Sudan and South Sudan have held the world by the edge of its nerve since the later declared its independence from the former. But both heeded to him and agreed his troops, under the auspices of the UN, to become the only peacekeeping personnel in the contested Abiye region. The peace processes in Darfur, Rwanda, Liberia and DRC, to mention some, have his fingerprints on them.
Together with Thabo Mbeki, former president of South Africa, who called him “the giant Meles Zenawi”, and a few other visionary statesmen of the continent, he oversaw the transformation of the Organization of African Unity (OAU), which was an organization both democratically elected and coup leaders of the continent enjoyed memberships at the same time, to the new African Union (AU) that no longer tolerates membership of countries whose leaders came to power through a coup and have killed their countrymen in the process. He was one of the architects of the New Partnership for African Development (NEPAD), an AU strategic framework for pan-African socio-economic development. Although NEPAD has been a huge disappointment to many people in the continent and its donors who expected it to be more efficient for the money spent, its continued presence is a good thing for Africa.

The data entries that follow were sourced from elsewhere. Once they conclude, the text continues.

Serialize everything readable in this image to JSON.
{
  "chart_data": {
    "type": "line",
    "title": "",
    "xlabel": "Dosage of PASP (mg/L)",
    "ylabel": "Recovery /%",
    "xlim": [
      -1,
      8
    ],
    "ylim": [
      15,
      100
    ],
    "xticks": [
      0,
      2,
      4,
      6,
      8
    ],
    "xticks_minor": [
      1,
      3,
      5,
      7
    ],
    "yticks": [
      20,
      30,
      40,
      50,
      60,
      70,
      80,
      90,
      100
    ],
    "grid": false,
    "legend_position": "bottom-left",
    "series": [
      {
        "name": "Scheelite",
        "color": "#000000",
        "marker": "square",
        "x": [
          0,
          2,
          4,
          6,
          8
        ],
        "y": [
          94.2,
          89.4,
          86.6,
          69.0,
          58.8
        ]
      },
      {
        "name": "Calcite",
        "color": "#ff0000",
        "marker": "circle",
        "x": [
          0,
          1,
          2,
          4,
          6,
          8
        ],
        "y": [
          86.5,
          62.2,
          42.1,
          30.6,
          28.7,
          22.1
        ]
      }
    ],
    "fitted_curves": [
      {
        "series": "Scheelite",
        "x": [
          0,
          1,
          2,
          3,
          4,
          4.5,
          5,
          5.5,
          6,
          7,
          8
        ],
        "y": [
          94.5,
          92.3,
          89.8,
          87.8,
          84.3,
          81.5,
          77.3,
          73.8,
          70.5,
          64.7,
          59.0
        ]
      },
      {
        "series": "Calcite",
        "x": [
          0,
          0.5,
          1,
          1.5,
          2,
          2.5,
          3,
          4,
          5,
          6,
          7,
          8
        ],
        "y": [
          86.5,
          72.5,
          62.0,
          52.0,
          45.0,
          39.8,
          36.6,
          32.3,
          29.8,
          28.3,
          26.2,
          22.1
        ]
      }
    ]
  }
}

Fellow African leaders liked his grasp of international affairs; his authoritative straightforwardness and his negotiation skills and have settled on him to represent the continent in the climate change negotiations. It was perhaps this ruthlessly straightforward nature of him that made more leaders of African nations flew in to Addis Ababa to attend the state funeral accorded to him. In their speeches delivered at the ceremony held at Meskel Square they all showed the many ways the late PM Meles was going to be missed than wished for good riddance.
Unfortunately, after 21 years of trial and error – some of which by a sheer cruelty and others by political design – by the time he passed away on August 20, 2012, aged 57, his cardinal transformation policies at home and his regional policing experiment abroad remained a work in progress. He didn’t have the chance to vindicate himself, as he was so sure he would, on the sainthood of his unique potion of a developmental state policy; nor did he get the chance to see what would come off Somalia, Sudan and South Sudan next.
For better or worse, he is no more and the Ethiopia he fashioned for two decades will never be the same; and that, again, is for better or worse.